If you’re like me, a lover of roast turkey at Thanksgiving and the holidays, this is a good time to reflect on the turkey’s proud heritage. You might be surprised to know that one of our founding fathers, Benjamin Franklin, gave a lot of thought to that bird and its future role in America. He believed that the turkey, not the bald eagle, should be the national bird. He also thought that we should plaster pictures of the turkey on our coin and bills, giving the turkey place of honor.
In a recent New Yorker article by Adam Gopnik, the writer reveals some highly fascinating ideas about Franklin and the symbolism of birds, specifically the turkey and the bald eagle. The turkey, I learned from Adam Gopnik’s article, is the Meleagris gallopavo and in the 18th century the most local of birds. Indeed, we slammed on the brakes just Wednesday before Thanksgiving to avoid plastering a wild turkey across the pavement in Wellesley, Massachusetts.
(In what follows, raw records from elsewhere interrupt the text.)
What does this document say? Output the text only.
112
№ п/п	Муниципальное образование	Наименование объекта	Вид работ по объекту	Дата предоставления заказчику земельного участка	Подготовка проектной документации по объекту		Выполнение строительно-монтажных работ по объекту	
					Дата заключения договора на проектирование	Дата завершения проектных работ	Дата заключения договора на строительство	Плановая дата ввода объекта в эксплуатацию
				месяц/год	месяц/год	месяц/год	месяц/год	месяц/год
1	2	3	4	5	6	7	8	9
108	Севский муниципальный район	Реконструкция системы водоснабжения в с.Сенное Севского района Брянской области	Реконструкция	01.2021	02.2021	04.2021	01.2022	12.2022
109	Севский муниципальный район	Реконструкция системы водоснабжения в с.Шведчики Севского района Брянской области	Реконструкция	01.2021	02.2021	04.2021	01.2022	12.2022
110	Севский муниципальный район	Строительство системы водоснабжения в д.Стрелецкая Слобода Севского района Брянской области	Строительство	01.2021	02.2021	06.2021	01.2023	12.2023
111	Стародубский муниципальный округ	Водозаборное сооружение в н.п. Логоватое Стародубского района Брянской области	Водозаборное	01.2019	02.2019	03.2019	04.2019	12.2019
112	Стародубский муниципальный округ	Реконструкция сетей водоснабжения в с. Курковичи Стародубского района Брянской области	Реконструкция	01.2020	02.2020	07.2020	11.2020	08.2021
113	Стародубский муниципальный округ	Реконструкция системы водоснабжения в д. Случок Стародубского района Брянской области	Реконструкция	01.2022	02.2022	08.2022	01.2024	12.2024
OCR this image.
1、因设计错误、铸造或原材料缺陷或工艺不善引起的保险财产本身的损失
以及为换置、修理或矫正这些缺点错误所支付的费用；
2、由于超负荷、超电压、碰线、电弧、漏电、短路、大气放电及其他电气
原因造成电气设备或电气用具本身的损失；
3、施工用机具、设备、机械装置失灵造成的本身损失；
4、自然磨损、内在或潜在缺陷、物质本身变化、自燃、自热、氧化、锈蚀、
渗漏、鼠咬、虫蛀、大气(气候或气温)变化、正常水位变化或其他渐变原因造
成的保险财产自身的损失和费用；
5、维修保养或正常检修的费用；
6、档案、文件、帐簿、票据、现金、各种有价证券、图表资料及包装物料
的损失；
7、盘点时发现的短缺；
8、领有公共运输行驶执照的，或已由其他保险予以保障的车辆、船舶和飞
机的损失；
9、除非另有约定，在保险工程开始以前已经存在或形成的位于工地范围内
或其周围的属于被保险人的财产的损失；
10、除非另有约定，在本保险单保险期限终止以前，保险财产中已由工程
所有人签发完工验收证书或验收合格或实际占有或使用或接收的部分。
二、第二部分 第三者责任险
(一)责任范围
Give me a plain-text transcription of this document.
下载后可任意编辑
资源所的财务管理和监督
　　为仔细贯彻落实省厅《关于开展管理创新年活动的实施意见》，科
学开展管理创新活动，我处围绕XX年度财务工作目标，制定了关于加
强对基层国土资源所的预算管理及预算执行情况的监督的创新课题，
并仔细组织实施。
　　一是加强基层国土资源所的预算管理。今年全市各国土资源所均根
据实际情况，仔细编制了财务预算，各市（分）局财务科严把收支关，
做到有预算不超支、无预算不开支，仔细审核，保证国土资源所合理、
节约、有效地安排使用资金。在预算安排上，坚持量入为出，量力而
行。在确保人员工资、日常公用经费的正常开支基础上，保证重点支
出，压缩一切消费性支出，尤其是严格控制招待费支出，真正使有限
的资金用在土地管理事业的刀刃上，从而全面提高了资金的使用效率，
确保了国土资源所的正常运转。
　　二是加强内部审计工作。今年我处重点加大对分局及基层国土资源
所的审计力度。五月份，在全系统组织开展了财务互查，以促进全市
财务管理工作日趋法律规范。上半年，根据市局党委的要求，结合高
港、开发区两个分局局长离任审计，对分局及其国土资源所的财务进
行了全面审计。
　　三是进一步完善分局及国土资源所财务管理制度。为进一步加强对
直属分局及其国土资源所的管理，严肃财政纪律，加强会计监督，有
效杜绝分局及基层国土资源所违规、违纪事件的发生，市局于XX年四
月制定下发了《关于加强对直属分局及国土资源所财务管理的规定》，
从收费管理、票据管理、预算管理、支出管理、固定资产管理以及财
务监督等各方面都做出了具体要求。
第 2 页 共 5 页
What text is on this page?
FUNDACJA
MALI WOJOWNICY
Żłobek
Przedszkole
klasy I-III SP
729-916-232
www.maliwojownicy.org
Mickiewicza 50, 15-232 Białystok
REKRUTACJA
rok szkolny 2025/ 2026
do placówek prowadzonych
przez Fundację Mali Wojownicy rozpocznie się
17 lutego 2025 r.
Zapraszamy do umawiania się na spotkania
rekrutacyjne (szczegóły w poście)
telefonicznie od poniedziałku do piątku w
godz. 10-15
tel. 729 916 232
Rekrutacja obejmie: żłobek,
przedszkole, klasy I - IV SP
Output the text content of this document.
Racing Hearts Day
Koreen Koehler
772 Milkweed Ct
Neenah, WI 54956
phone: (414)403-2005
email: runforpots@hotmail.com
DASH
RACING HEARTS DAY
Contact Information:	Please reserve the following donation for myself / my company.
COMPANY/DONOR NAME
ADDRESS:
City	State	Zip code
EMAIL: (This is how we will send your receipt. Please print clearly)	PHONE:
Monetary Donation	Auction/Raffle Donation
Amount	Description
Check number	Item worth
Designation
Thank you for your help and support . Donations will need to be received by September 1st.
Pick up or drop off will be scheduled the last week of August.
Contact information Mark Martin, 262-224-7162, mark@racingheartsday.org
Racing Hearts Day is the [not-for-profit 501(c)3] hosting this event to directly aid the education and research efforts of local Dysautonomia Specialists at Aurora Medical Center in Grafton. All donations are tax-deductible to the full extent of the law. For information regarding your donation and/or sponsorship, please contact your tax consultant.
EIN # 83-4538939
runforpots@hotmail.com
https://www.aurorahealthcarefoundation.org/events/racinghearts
But it was a glorious moment in the 1780’s when Benjamin Franklin argued that the turkey should be the national bird, not the bald eagle. Gopnik explains that Franklin’s ideas are not a “finger-on-the-nose bit of Old Ben playfulness.” Franklin, like Warren Buffett, didn’t believe that there should be hereditary legacies in American life. And he used the turkey and the eagle to make his point.
Ben Franklin’s two-bird theory:
Franklin sorted economic philosophy between the turkey and the eagle. His economic point was that though the eagle was classy looking, it made its living by feeding on the helpless. To him, the eagle was reflective of old Europe, its class structure and its inequities.
A couple years ago while fishing with my youngest grandson, Henry, we watched the gulls grab the dead minnows we tossed out. Suddenly out of the blue sky swooped a huge bald eagle, taking the minnow from one gull while in mid-flight. My grandson had it right: “That eagle is a mean bird,” he commented. He stole from the pathetic gull—and the gull flew away in fear. (Bald eagle-lovers will claim that this libels eagles. But. . . what would you expect from eagle-lovers?)
For Franklin, Henry's comment about the eagle is spot on. Admittedly, the turkey has an easily distracted mind and artificially swelled breast. But Franklin knew that though the turkey might be silly and vain, it shares the feed with the other birds in the yard. It’s a hard worker, disciplined and it follows the rules. And, like a lot of barnyard birds, it’s quite willing—eventually--to give hell to anyone who tries to make trouble.
In Franklin’s world of symbol-building, the national bird question was just one instance of the issues of freedom. He believed that people who work hard and play by the rules should have a fair shot at prosperity. He also rejected the notion that self-indulgence and genetics should be rewarded.
That wise Republican, David Brooks, summarizes the conflicts of the turkey and the eagle best. He asks which values will be rewarded and reinforced? The choices are effort and self-discipline. Or, bad governance and rigged systems?
It strikes me that Franklin’s thinking about the turkey and the eagle is even more relevant today than in the 18th century.
Hope your Thanksgiving was as enjoyable as mine, and that you prefer turkey.